Когда, наконец, ей разрешили вернуться домой, все, что она могла делать, это сидеть на кухне и медленно раскачиваться взад-вперед на деревянном стуле с высокой спинкой, с шалью на голове, где между шрамами кое-где отросли волосы. Резник встал, пока кровь в его ногах не запела, рука в ее руке, неуверенная, знает ли она, не кто он, а был ли он вообще здесь. Спустя немногим более недели приехала еще одна скорая помощь, и ее увезли, на этот раз в больницу для душевнобольных, где она и закончит свои дни.
По воскресеньям они ездили и парковались на территории больницы: отец в костюме и галстуке, мать в красивом платье, с сумкой с фруктами, домашним печеньем и термосом с супом. Резнику приказывали запереть двери и оставаться в машине, а они исчезали в этом высоком темном здании с башенками по углам и железными перилами вдоль крыши. Через час они появлялись вновь: отец качал головой, мать шмыгала носом, вытирая слезы. Когда он спрашивал их, как поживает его бабушка, отец не отвечал, а мать сжимала губы и выдавливала улыбку. — На этой неделе немного лучше, не так ли, отец? Да, Чарльз, немного лучше. Когда почти через год она заболела пневмонией и умерла, они согласились, что это было благословением. На ее похороны община вышла гурьбой, шествие от собора к кладбищу почти на полчаса перекрыло движение.
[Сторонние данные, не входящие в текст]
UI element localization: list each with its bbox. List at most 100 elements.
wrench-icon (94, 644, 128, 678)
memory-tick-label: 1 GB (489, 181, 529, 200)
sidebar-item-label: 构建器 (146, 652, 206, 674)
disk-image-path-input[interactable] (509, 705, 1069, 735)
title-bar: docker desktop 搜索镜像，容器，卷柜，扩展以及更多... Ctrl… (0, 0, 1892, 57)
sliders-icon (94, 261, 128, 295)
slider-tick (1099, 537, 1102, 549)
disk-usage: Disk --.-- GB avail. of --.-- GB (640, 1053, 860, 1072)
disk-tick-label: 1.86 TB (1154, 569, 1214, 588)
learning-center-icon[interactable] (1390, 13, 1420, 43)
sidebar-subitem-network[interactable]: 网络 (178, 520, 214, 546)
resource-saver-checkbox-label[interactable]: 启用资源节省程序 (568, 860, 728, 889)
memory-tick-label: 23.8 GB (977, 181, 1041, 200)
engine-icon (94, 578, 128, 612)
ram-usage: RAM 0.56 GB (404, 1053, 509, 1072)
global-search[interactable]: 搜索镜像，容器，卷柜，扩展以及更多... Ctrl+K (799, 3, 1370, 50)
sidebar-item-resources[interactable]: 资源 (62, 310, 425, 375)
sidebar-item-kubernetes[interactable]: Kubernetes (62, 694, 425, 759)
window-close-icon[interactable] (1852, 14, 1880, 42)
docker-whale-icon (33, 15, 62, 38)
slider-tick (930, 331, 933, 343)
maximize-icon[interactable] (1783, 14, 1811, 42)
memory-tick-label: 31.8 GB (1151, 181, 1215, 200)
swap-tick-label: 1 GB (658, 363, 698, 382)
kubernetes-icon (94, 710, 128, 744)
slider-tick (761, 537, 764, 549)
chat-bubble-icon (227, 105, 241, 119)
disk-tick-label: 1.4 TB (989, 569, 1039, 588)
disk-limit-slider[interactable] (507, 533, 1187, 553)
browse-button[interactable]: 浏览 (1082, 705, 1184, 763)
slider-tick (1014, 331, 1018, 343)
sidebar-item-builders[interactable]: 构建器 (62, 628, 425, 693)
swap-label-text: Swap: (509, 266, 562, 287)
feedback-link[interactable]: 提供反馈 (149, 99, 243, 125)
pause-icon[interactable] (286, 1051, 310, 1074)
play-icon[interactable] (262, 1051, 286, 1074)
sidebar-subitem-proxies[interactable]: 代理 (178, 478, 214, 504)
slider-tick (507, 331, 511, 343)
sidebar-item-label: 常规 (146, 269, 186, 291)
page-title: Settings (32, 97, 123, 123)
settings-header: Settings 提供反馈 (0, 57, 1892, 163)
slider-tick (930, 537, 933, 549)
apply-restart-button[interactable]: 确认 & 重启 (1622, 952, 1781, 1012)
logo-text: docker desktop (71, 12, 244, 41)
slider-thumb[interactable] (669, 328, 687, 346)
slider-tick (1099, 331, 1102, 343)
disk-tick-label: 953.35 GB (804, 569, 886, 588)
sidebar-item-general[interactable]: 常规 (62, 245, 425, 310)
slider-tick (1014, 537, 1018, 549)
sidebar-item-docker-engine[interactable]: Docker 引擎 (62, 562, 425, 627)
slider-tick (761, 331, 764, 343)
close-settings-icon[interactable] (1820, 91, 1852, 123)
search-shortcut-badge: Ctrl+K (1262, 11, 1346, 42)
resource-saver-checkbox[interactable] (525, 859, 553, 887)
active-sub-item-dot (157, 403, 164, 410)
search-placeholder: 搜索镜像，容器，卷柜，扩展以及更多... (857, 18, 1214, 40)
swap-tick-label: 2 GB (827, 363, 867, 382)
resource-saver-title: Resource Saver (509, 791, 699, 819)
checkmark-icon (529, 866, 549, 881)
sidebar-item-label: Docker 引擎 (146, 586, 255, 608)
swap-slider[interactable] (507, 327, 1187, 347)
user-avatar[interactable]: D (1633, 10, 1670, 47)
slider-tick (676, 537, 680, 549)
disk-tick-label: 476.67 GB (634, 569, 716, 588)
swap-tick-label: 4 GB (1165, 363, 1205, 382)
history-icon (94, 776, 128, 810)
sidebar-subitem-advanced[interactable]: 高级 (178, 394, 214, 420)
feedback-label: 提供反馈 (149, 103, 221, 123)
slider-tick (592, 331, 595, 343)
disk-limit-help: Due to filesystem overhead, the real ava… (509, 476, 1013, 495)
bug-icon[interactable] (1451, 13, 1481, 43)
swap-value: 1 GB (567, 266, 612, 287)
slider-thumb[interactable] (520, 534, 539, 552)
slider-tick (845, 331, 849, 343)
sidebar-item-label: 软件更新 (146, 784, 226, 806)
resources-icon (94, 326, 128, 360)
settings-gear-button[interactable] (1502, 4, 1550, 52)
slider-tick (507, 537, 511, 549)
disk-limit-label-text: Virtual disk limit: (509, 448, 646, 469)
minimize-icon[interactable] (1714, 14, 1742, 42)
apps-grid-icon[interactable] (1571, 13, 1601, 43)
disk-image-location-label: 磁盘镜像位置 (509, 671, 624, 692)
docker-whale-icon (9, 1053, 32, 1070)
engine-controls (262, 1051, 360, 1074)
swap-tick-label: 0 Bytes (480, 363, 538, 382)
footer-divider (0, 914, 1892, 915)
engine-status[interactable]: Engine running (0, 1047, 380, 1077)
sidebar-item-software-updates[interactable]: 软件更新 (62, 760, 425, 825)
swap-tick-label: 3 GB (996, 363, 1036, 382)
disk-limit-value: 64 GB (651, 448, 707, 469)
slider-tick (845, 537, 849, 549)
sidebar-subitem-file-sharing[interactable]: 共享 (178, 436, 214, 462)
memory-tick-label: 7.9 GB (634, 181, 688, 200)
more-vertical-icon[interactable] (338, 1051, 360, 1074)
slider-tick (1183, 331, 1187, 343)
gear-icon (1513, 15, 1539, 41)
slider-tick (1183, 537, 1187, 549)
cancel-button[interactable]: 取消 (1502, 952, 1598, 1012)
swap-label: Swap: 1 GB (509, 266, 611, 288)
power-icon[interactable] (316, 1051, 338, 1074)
Теперь Резник снова сидел на автостоянке, ранний зимний вечер обещал лишь дождь.
Звонок доктора поступил к Резнику поздно вечером, нерешительно, осторожно. «Офицер ранее был на связи, наводил справки; она направила меня к вам.
Свет горел только в одном крыле здания. Остальные стояли темными и заброшенными. Несмотря на протесты, казалось вероятным, что в течение двенадцати месяцев остальные будут закрыты, а большинство пациентов выпустят в общество. Некоторые останавливались в общежитиях или жили вместе в домах, которые власти купили и отремонтировали специально для них. Но многие в замешательстве метались бы между и без того разросшейся сетью социальных работников и волонтеров, амбулаториями и врачами общей практики. Вскоре Резник стал узнавать их лица на скамейках над кафе Бобби Брауна, у фонтанов на Плитной площади; прислонившись к ночному приюту возле круговой развязки Лондон-роуд, спит среди окурков и рвоты на полу автобусной станции.
Медсестре, которая встретила Резника, было около тридцати, худощавая и ненамного ниже Резника ростом; его песочные волосы были длинными, глаза ясные бледно-голубые. На нем были свободные бежевые хлопчатобумажные брюки, выцветшая зеленая рубашка поверх такой же выцветшей футболки, которая клялась солидаризироваться с делом, которое Резник не мог разглядеть. Он сказал Резнику, что Диану госпитализировали в прошлую пятницу, заявив, что она больше не может справляться.